President Donald Trump, joined by New Jersey Gov. Chris Christie, renewed Wednesday his campaign pledge to combat opioid abuse and help those affected by the scourge during a White House listening session.
Christie, an early backer of Trump’s campaign, led the President’s transition team before running afoul of Trump’s inner circle and being replaced by Vice President Mike Pence. The New Jersey governor and former 2016 campaign rival has been an outspoken leader on opioid deaths, which have skyrocketed by 214% since 2010 in the Garden State, according to the New Jersey attorney general.
A White House official said Wednesday that Wednesday’s listening session was the start of a process that will eventually become a Christie-led task force on the opioid crisis and drug treatment.
“We want to help those who have become so badly addicted,” Trump said during the listening session that included people who lost family to opioid overdoses. “This is a total epidemic and I think it is probably un-talked about compared to the severity we are witnessing.”
Wednesday’s session follows a failed effort from Trump and the House GOP to replace Obamacare with a plan that experts say would have dramatically cut the availability of drug treatment programs to poor people under the Medicaid program.
The listening session is an attempt by Trump to make good on promises he made throughout the 2016 campaign to combat the growing opioid epidemic and offer more comprehensive drug treatment programs.

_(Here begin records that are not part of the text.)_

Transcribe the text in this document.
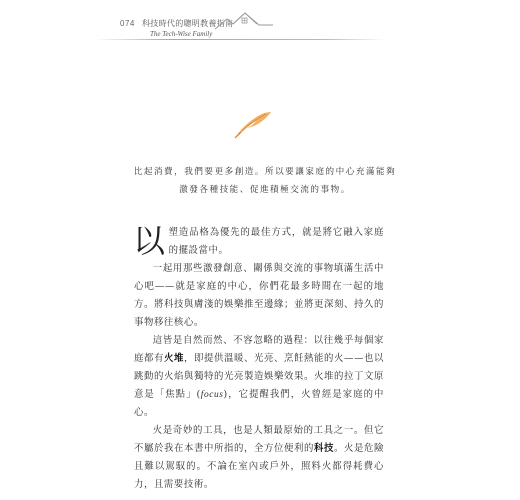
074 科技時代的聰明教養指南
The Tech-Wise Family
比起消費，我們要更多創造。所以要讓家庭的中心充滿能夠
激發各種技能、促進積極交流的事物。

以塑造品格為優先的最佳方式，就是將它融入家庭的擺設當中。

一起用那些激發創意、關係與交流的事物填滿生活中心吧——就是家庭的中心，你們花最多時間在一起的地方。將科技與膚淺的娛樂推至邊緣；並將更深刻、持久的事物移往核心。

這皆是自然而然、不容忽略的過程：以往幾乎每個家庭都有火堆，即提供溫暖、光亮、烹飪熱能的火——也以跳動的火焰與獨特的光亮製造娛樂效果。火堆的拉丁文原意是「焦點」(focus)，它提醒我們，火曾經是家庭的中心。

火是奇妙的工具，也是人類最原始的工具之一。但它不屬於我在本書中所指的，全方位便利的科技。火是危險且難以駕馭的。不論在室內或戶外，照料火都得耗費心力，且需要技術。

Education Secretary Betsy DeVos, Veterans Affairs Secretary David Shulkin, Attorney General Jeff Sessions and Secretary of Homeland Security John F. Kelly also attended the event, along with Vanessa Vitolo, a recovering addict who has worked with Christie in the past, and Pam Garozzo, a New Jersey state Department of Education employee whose son Carlos died from a heroin overdose.

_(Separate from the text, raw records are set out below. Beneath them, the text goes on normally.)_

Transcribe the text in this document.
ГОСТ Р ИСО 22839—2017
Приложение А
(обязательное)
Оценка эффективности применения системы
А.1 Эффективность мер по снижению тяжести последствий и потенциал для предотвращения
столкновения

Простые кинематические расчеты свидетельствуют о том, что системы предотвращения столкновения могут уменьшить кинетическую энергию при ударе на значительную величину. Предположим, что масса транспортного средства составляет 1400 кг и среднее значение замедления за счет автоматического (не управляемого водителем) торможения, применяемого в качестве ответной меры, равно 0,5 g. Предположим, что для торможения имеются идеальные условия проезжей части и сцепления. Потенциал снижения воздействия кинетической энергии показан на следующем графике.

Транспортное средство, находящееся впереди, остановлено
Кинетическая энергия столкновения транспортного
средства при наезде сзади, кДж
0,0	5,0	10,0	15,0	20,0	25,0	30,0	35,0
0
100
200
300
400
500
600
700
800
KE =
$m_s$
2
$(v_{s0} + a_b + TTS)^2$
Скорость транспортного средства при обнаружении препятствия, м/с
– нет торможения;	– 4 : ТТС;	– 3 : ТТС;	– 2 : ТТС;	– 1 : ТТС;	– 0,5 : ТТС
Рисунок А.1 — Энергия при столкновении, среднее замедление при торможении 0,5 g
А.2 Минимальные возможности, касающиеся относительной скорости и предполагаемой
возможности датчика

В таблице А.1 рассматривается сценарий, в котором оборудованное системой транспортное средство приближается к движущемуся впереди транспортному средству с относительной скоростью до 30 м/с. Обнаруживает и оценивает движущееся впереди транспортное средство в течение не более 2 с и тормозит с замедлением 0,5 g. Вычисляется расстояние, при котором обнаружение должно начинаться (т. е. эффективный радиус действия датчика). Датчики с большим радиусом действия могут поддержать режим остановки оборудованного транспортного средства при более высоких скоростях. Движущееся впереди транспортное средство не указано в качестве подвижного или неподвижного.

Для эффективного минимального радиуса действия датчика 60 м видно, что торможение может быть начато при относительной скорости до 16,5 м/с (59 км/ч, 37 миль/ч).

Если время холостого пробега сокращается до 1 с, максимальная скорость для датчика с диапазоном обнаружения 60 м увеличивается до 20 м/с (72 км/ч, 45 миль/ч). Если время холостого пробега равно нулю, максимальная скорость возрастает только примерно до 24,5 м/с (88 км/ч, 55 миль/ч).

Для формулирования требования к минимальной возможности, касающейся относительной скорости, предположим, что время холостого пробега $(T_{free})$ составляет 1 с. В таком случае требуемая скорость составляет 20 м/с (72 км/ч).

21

“I’m just so honored that the President would ask me to take on this task,” Christie said at the event.
Opioid overdoses have reached epidemic levels, according to the Center for Disease Control.
A study from the agency found that 25% of all drug overdose deaths were related to heroin in 2015. That number was just 6% in 1999.
In response to the issue, both Trump and his Democratic opponent, Hillary Clinton, pledged to address opioid abuse during the 2016 campaign.
“We have to support locally based and locally run clinics,” Trump said in 2015. “In the meantime, people are getting hooked, and we’re going to take care of those people.”
Weeks before Election Day, Trump had said: “We will give people struggling with addiction access to the help they need. I would dramatically expand access to treatment slots.”
But Trump seemingly walked back from that promise earlier this month when he backed a health care bill that Republican governors and drug abuse experts would have put the most vulnerable opiate abusers in greater risk. The bill eventually failed, but the Trump administration forcefully backed the bill, including the provisions that would impact drug treatment.
Politically, Christie’s role in combating opioid abuse for the Trump administration could be the first steps taken to rehabilitate the governor’s lagging image and pave the way to bring him into the White House. A recent Quinnipiac University poll found that 17% of New Jersey voters approved of the job he was doing.
Christie, after ending his own campaign, lined up behind Trump early in the 2016 race. He was then tapped to lead Trump’s transition team but was unceremoniously demoted shortly after the election and replaced by Pence.
Trump called Christie a “great friend of mine” who was a “very, very early endorser.”
“In fact, an immediate endorser after he got out of the race,” Trump joked.
Rumors abound at the prospect of Christie, who is in his last year as governor, coming to the Trump White House. Christie and the President had lunch in February, but aides on both sides of the lunch said there was no talk of a job.
“There was zero, I repeat zero, conversation about that,” a senior White House aide had said.